Eric Mehlhaff¹Dustin Deming^1,2Jeremy Kratz^1,2,3Khaldun Obeidat⁴Lauren Welch⁵NATALIYA UBOHA^2,6*

• ¹Division of Hematology, Medical Oncology and Palliative Care, Department of Medicine, University of Wisconsin-Madison School of Medicine and Public Health, Madison, United States
• ²University of Wisconsin-Madison Carbone Cancer Center, Madison, United States
• ³VA Medical Center Madison, Madison, United States
• ⁴Department of Hospital Medicine, University of Wisconsin-Madison School of Medicine and Public Health, Madison, United States
• ⁵Guardant Health Inc, Redwood City, United States
• ⁶Division of Hematology, Medical Oncology and Palliative Care, Department of Medicine, University of Wisconsin-Madison, Madison, United States

Fibroblast growth factor receptor 2 (FGFR2) alterations represent an emerging therapeutic target in gastroesophageal adenocarcinoma (GEA). Although FGFR2 amplifications and overexpression have been associated with poor prognosis and therapeutic resistance, the clinical significant FGFR2 fusions , which are exceedingly rare, is unknown. Herein we describe two cases of advanced gastroesophageal and gastric adenocarcinomas characterized by aggressive disease course, rapid progression despite standard first-line chemoimmunotherapy, and the presence of high-level FGFR2 amplification with concurrent WDR11-AS1–FGFR2 fusion detected by circulating tumor DNA (ctDNA) analysis.

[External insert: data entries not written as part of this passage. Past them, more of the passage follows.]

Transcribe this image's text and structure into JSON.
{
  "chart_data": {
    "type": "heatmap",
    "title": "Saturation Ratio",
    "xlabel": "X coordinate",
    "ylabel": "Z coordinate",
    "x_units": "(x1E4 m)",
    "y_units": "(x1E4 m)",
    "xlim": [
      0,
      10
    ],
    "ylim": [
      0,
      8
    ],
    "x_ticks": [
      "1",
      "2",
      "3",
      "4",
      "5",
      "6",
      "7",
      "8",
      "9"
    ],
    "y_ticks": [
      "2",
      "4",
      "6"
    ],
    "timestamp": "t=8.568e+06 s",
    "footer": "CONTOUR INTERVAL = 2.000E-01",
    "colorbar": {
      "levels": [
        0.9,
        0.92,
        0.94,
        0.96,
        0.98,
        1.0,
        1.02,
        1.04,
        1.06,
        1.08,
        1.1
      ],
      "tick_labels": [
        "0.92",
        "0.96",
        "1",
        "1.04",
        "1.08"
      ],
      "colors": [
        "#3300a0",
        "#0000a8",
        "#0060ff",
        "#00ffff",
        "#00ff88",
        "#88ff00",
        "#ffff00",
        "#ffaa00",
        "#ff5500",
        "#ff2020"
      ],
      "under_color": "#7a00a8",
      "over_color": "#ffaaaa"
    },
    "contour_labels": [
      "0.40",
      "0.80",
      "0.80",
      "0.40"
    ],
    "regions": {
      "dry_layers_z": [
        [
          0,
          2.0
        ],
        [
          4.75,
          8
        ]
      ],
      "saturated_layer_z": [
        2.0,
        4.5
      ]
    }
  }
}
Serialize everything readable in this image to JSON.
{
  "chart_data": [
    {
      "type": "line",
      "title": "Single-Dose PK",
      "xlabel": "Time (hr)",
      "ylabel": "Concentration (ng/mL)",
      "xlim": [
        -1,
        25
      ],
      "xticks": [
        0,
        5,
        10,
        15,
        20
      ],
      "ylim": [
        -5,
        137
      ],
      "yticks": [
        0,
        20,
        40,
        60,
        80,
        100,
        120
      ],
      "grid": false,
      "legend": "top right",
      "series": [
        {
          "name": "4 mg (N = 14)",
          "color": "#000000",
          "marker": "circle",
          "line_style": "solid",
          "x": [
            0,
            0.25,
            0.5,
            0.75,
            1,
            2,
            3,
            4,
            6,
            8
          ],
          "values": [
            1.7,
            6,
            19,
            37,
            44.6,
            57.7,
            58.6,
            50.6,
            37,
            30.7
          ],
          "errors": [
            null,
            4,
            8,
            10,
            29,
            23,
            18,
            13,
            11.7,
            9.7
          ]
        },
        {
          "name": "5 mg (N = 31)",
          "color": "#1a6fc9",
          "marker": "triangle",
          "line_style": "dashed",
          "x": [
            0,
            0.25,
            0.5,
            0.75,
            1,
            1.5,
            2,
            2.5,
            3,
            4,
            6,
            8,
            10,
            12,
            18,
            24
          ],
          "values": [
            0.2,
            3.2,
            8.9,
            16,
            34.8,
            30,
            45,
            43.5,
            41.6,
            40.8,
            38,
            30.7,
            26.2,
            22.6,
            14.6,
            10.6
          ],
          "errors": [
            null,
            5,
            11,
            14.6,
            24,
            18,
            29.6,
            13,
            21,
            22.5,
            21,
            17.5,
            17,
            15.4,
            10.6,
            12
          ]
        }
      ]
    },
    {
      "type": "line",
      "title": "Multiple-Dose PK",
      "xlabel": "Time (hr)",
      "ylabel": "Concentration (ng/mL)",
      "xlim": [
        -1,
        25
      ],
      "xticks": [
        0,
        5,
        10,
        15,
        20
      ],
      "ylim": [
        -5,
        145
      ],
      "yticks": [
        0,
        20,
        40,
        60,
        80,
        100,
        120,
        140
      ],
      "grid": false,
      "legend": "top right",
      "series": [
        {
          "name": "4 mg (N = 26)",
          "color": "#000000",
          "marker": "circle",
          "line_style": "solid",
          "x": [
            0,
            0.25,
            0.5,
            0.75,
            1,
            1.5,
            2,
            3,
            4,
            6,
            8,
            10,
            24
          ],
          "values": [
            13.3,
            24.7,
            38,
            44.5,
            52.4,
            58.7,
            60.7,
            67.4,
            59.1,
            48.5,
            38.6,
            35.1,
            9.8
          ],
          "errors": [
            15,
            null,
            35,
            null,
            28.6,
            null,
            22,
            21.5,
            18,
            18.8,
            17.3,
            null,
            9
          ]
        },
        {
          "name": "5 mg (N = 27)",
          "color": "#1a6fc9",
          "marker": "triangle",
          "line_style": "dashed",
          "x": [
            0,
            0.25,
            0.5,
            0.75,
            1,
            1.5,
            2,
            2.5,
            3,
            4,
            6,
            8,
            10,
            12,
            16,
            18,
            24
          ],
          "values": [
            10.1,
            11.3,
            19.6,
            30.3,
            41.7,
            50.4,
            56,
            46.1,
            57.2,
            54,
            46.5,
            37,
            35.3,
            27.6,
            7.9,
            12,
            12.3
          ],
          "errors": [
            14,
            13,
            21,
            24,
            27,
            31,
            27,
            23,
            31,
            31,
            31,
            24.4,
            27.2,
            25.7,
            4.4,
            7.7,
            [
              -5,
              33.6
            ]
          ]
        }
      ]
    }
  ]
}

These cases highlight the genomic complexity and aggressive behavior of FGFR2-driven GEA, underscored by coexisting genetic alterations. The findings emphasize the importance of comprehensive genomic profiling, including both tissue and liquid. in order to capture intratumoral heterogeneity and evolving molecular events. Further investigation of FGFR2 fusion biology and combinatorial therapeutic strategies is warranted to address the clinical challenge of biomarker overlap and treatment resistance in GEA.